Después de una semana y pico peleándome con informes y más informes, Reales Decretos y otros “fundamentos de derecho” para reclamar por resoluciones oficiales sobre mi persona en las que no me reconozco y, en realidad, principalmente por este motivo (porque no me reconozco), he caído en la cuenta de que nos sentimos solos, todavía más de lo habitual, ante esta monstruosa mole (creada, y constituida en parte, por hombres) de leyes y organismos. Un gigante concebido, paradójicamente, para lo contrario, para estructurar la convivencia en una sociedad, ordenarla, dirimir disputas, hacerla más eficaz (solidaria). Es como esa Historia que concibió con precisión el primer H. (Hegel) y cuyo nihilismo desveló y acató el segundo (Heidegger), ésa contra la que me habéis leído despotricar (a mí y a mis autores de cabecera) múltiples veces en este blog. Al final es ella y una de sus concreciones (el Estado y sus apéndices) la que se arroga el derecho a decir quién eres, si tus recuerdos o tus deseos son o no reales, si sufres y en qué medida, si estás vivo, lo que viene a equivaler en ocasiones a pagar tus facturas puntualmente, como la pobre mujer de El Canbanyal, o no, cuando por fin se toman la molestia de desahuciarte y descubrirte muerto, como a Agustín.
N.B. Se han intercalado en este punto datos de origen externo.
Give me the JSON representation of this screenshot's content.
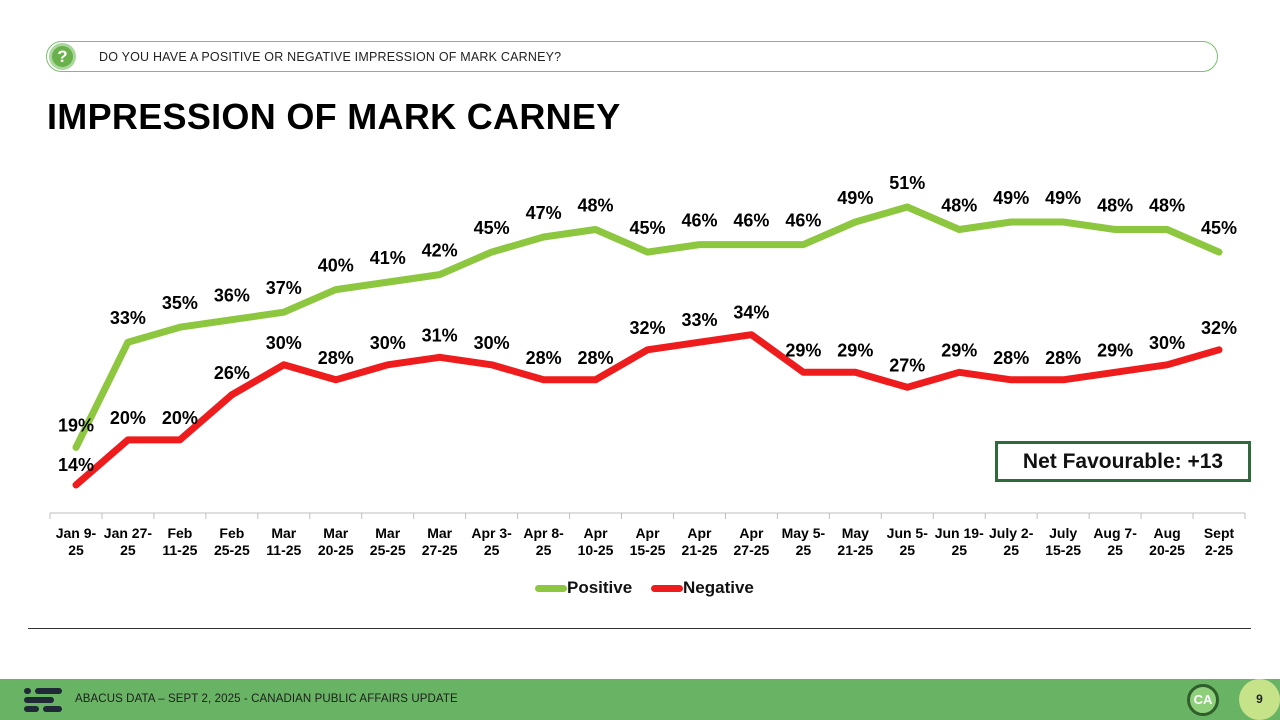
{
  "header": {
    "question_icon": "?",
    "question": "DO YOU HAVE A POSITIVE OR NEGATIVE IMPRESSION OF MARK CARNEY?",
    "title": "IMPRESSION OF MARK CARNEY"
  },
  "chart_data": {
    "type": "line",
    "title": "IMPRESSION OF MARK CARNEY",
    "xlabel": "",
    "ylabel": "",
    "ylim": [
      0,
      60
    ],
    "grid": false,
    "legend": "bottom",
    "categories": [
      [
        "Jan 9-",
        "25"
      ],
      [
        "Jan 27-",
        "25"
      ],
      [
        "Feb",
        "11-25"
      ],
      [
        "Feb",
        "25-25"
      ],
      [
        "Mar",
        "11-25"
      ],
      [
        "Mar",
        "20-25"
      ],
      [
        "Mar",
        "25-25"
      ],
      [
        "Mar",
        "27-25"
      ],
      [
        "Apr 3-",
        "25"
      ],
      [
        "Apr 8-",
        "25"
      ],
      [
        "Apr",
        "10-25"
      ],
      [
        "Apr",
        "15-25"
      ],
      [
        "Apr",
        "21-25"
      ],
      [
        "Apr",
        "27-25"
      ],
      [
        "May 5-",
        "25"
      ],
      [
        "May",
        "21-25"
      ],
      [
        "Jun 5-",
        "25"
      ],
      [
        "Jun 19-",
        "25"
      ],
      [
        "July 2-",
        "25"
      ],
      [
        "July",
        "15-25"
      ],
      [
        "Aug 7-",
        "25"
      ],
      [
        "Aug",
        "20-25"
      ],
      [
        "Sept",
        "2-25"
      ]
    ],
    "series": [
      {
        "name": "Positive",
        "color": "#8dc63f",
        "values": [
          19,
          33,
          35,
          36,
          37,
          40,
          41,
          42,
          45,
          47,
          48,
          45,
          46,
          46,
          46,
          49,
          51,
          48,
          49,
          49,
          48,
          48,
          45
        ],
        "labels": [
          "19%",
          "33%",
          "35%",
          "36%",
          "37%",
          "40%",
          "41%",
          "42%",
          "45%",
          "47%",
          "48%",
          "45%",
          "46%",
          "46%",
          "46%",
          "49%",
          "51%",
          "48%",
          "49%",
          "49%",
          "48%",
          "48%",
          "45%"
        ]
      },
      {
        "name": "Negative",
        "color": "#ee1c1c",
        "values": [
          14,
          20,
          20,
          26,
          30,
          28,
          30,
          31,
          30,
          28,
          28,
          32,
          33,
          34,
          29,
          29,
          27,
          29,
          28,
          28,
          29,
          30,
          32
        ],
        "labels": [
          "14%",
          "20%",
          "20%",
          "26%",
          "30%",
          "28%",
          "30%",
          "31%",
          "30%",
          "28%",
          "28%",
          "32%",
          "33%",
          "34%",
          "29%",
          "29%",
          "27%",
          "29%",
          "28%",
          "28%",
          "29%",
          "30%",
          "32%"
        ]
      }
    ],
    "annotations": [
      {
        "text": "Net Favourable: +13"
      }
    ]
  },
  "footer": {
    "source_text": "ABACUS DATA – SEPT 2, 2025 - CANADIAN PUBLIC AFFAIRS UPDATE",
    "badge": "CA",
    "page_number": "9"
  }
}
Vale que nos falte el coraje de vencer el pudor y el miedo a abrirnos a los demás. Vale que pidamos antes de hacerlo, aunque sea en parte, que nos enseñen la patita por debajo de la puerta. De esta soledad somos cada uno responsables. Pero que un aparato estúpido (como mi móvil, que me informará de que llueve cuando me esté mojando), una “cosa”, un sótano repleto de papeles y de robots de aspecto humano, pero rutinarios como sólo las máquinas pueden ser, se convierta en tu interlocutor con el resto de tus iguales, el referente intersubjetivo que avala o contradice tus creencias sobre ti mismo, es una completa aberración y un insulto. Cómo va a sentirse una cuando se enfrenta a este Moloch. Pues eso, sola y mayormente nublada.